To which argument Mrs. Rogers might well reply: "Ho! But for every ten male reporters, humorists, critics there is only one Mrs. Reporter Adams, one Anita ('Blondes') Loos, one Irita Van Doran [of 'Books' in the New York Herald-Tribune], And how fine it would be if these women would get proudly feministic, cleanse the newspapers of their manifold manly vices.

"Furthermore," Mrs. Rogers might continue, "for every hundred Ochses and Pulitzers and Hearsts and Curtises and Howards and Pattersons and McCormicks, there is only one Lucy Cotton Thomas. There ought, simply as a matter of equality, to be far more female Newspaper Proprietors."

The reference here would be, of course, to the beautiful but businesslike guiding spirit of "A great American newspaper published by an American woman," the actress-widow of Publisher Edward Russell Thomas of the New York Morning Telegraph.* Since her husband's death last summer she has taken in hand his newspaper (said to have been the bright inspiring star of her early career as a Texas cinema ingenue) and made it grow apace. It was already noted for its special attention to news of the racetrack and the theatre. She has made it a race-track and theatre newspaper de luxe. Instead of a serious-minded Arthur Brisbane on the front page, there is a column of smartcracking and eye-winking by "Beau Broadway." National and foreign affairs are not neglected but they are accelerated to synchronize with the mental machinery of people who like "the black bottom" and fleet horses. It is a paper which dares print a statement from the Board of Temperance, to the effect that 1927 finds Prohibition stricter than ever, under the front page caption: "TODAY'S BEST LAUGH." Its sensationalism is not the morbid pandering of Hearst, MacFadden or Patterson-McCormick, but nimble-witted, gay, nearer the vein of the chorus dressing-room than the registry desk of the morgue. With an effect more amusing than depressing, the Telegraph publishes "OUR DAILY HORROR"--one short conventionalized notice of a wife-slaying or a murderer's last words. No press agent, however lowly his client, is ever turned away: Publisher Thomas herself was once an anxious young thing at the Gaiety Theatre.* And with three kingdoms--the turf, the stage and the screen--solidly behind her, Lucy Cotton Thomas has lately set out to make a conquest of Manhattan's 150,000 clubwomen, by publishing personal scraps and intimate snippets, smart but never with the venom of Town Topics, about society people.

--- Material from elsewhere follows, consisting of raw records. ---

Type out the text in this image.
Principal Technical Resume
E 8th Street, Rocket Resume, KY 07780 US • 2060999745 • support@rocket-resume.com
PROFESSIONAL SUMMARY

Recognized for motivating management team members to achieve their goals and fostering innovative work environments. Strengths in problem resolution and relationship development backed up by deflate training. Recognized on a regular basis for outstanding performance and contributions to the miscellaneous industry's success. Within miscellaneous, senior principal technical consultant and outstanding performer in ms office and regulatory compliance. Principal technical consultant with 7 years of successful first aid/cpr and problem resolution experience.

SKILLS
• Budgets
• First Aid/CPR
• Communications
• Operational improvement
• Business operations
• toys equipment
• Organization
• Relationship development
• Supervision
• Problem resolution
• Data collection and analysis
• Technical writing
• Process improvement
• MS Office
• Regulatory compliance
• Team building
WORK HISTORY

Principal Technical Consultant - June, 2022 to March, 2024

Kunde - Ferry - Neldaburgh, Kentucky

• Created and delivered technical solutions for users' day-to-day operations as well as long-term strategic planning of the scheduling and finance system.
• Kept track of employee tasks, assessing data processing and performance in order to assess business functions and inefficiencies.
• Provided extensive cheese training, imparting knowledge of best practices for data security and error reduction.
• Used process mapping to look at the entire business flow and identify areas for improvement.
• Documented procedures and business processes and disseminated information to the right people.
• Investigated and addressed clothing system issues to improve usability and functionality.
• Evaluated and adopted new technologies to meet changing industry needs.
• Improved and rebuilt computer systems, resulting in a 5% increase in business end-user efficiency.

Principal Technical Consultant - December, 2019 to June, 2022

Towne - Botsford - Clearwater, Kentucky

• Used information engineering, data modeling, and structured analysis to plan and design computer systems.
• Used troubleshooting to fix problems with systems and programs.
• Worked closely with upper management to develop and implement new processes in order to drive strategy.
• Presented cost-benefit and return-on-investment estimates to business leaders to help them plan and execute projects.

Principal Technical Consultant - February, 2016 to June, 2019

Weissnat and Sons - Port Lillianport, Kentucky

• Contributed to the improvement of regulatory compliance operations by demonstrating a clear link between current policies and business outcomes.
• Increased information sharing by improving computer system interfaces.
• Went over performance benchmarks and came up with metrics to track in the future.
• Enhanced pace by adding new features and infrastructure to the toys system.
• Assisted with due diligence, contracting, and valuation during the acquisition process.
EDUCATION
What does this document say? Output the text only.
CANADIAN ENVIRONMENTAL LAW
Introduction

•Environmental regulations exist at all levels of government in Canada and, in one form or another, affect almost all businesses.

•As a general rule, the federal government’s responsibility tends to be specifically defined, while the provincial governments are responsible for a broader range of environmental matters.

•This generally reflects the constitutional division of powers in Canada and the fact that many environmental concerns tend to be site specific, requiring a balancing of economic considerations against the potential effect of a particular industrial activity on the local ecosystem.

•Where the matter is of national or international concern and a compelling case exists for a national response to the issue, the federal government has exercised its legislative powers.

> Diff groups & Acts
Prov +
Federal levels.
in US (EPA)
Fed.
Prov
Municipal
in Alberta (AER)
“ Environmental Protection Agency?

It would be true that in all metropolitan publishing there is no figure like the slim, well-tailored one that daily talks over the telephone to the Telegraph's department heads from her sumptuous uptown apartment. In Moscow, the late Vladimir Lenin's sister edits a four-column complaint department for Pravda, the official Communist sheet. In Detroit, 50 years ago, Ellen Browning Scripps saved her pennies, aided her brother in starting the News, read proof, prepared miscellany, helped found a vast fortune. In Manhattan for many years the minions of the Tribune (now Herald-Tribune) looked not to Publisher but to Mrs. Ogden Mills Reid as their actual, active "big boss," But none of these would constitute such a feather for Feminism's cap as Lucy Cotton Thomas--if, indeed, Feminism would own so bright a feather. Perhaps the racetrack, stage and screen would be provinces beneath the serious notice of proudly womanly women (though Mrs. Publisher Thomas, as her best biographer has written, achieved that "sublime climax . . . heartstrings entwined with baby fingers"--a daughter). Or again, perhaps Mrs. Publisher Thomas would not have fared so well had her cry been "Sex Equality" instead of "A Great American Newspaper."

*10c a copy. Not to be confused with the New York Telegram.

*She played the ingenue lead in Turn to the Right. In the cinema, Blind Love, she was a rosebud heroine.